Randomized Counterbalancing
Rather than systematically assigning every possible order, researchers sometimes randomly assign each participant to a sequence. In a two-condition study, each participant is randomly placed in either the AB or BA group. For studies with more conditions, random assignment picks from the pool of possible orderings without requiring that every ordering be used.
Randomized counterbalancing relies on probability. With a large enough sample, the random assignments will roughly balance out which condition comes first, second, and so on. It won’t achieve perfect balance the way systematic methods do, but it’s simpler to implement and scales more easily to studies with many conditions. It’s especially useful when the number of possible orderings far exceeds the number of available participants.
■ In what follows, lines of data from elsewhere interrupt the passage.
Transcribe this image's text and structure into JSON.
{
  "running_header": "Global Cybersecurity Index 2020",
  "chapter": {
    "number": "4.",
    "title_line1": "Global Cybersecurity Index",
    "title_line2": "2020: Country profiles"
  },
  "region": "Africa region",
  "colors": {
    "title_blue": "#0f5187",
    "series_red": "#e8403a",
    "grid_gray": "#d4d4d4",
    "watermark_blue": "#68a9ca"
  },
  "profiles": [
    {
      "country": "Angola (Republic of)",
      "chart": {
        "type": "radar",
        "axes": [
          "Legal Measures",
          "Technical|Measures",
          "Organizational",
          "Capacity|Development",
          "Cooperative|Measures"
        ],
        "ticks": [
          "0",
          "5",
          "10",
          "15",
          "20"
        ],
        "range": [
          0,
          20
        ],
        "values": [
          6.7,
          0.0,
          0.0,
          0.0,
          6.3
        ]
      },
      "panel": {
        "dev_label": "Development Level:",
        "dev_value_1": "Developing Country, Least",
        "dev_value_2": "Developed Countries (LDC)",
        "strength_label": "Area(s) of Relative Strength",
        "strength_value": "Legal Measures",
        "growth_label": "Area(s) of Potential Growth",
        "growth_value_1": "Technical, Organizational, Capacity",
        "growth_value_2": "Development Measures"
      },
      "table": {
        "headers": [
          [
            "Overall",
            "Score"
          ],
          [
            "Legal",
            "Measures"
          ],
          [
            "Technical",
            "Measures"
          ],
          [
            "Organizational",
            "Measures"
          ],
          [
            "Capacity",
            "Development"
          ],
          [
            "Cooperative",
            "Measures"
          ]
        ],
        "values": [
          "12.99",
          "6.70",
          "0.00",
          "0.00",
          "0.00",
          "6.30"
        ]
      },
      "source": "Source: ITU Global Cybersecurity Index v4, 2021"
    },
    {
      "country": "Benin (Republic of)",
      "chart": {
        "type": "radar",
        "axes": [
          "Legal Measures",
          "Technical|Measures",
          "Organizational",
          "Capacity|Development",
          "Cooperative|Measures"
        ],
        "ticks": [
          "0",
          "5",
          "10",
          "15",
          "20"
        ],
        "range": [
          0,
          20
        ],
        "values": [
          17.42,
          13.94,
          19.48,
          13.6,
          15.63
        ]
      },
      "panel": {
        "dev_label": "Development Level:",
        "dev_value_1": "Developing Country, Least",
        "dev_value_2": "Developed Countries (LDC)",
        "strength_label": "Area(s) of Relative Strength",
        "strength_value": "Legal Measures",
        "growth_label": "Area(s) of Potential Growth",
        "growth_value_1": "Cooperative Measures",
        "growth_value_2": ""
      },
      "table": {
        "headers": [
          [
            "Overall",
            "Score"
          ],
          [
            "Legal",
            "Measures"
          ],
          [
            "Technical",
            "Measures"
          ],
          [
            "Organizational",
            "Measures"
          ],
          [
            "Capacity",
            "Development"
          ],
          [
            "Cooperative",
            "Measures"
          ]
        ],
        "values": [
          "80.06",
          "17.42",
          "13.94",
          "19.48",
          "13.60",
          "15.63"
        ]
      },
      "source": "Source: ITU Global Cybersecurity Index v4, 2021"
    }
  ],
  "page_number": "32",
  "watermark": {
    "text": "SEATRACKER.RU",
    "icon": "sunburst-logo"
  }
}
Why It’s Only Needed in Within-Subjects Designs
Counterbalancing is a concern specific to within-subjects (repeated-measures) designs, where every participant experiences all conditions. In a between-subjects design, each participant is assigned to only one condition, so there’s no sequence of conditions to worry about. A participant in the “music” group never does the “silence” condition, which means there’s no opportunity for practice, fatigue, or carryover from one condition to affect performance in another.
Between-subjects designs avoid order effects entirely, but they come with their own cost: you need more participants, and individual differences between groups can introduce noise. Within-subjects designs are statistically more powerful because each person serves as their own comparison point, eliminating person-to-person variability. Counterbalancing is the price you pay for that power. It lets researchers keep the advantages of within-subjects designs while neutralizing the order-related confounds that come with them.
When Counterbalancing Fails
Counterbalancing assumes that order effects are symmetric, meaning the carryover from condition A to condition B is roughly the same size as the carryover from B to A. When that assumption holds, the effects cancel out across groups. But this symmetry can’t always be verified ahead of time.
The problem case is called a differential carryover effect. This happens when one particular sequence (say, treatment followed by control) produces a unique reaction that doesn’t occur in the reverse sequence. For example, if a drug tested in condition A has lingering physiological effects that alter responses in condition B, but condition B has no such lingering effect on condition A, the carryover is asymmetric. Counterbalancing won’t fix this because the two directions don’t cancel each other out. Statistically, this shows up as a significant interaction between the order participants were assigned and the treatment itself.
When differential carryover effects are suspected, researchers may need to abandon the within-subjects approach altogether and switch to a between-subjects design, where each participant only experiences one condition and carryover becomes impossible. Alternatively, they can build in longer gaps between conditions (called washout periods) to let the effects of one condition fade before the next one begins.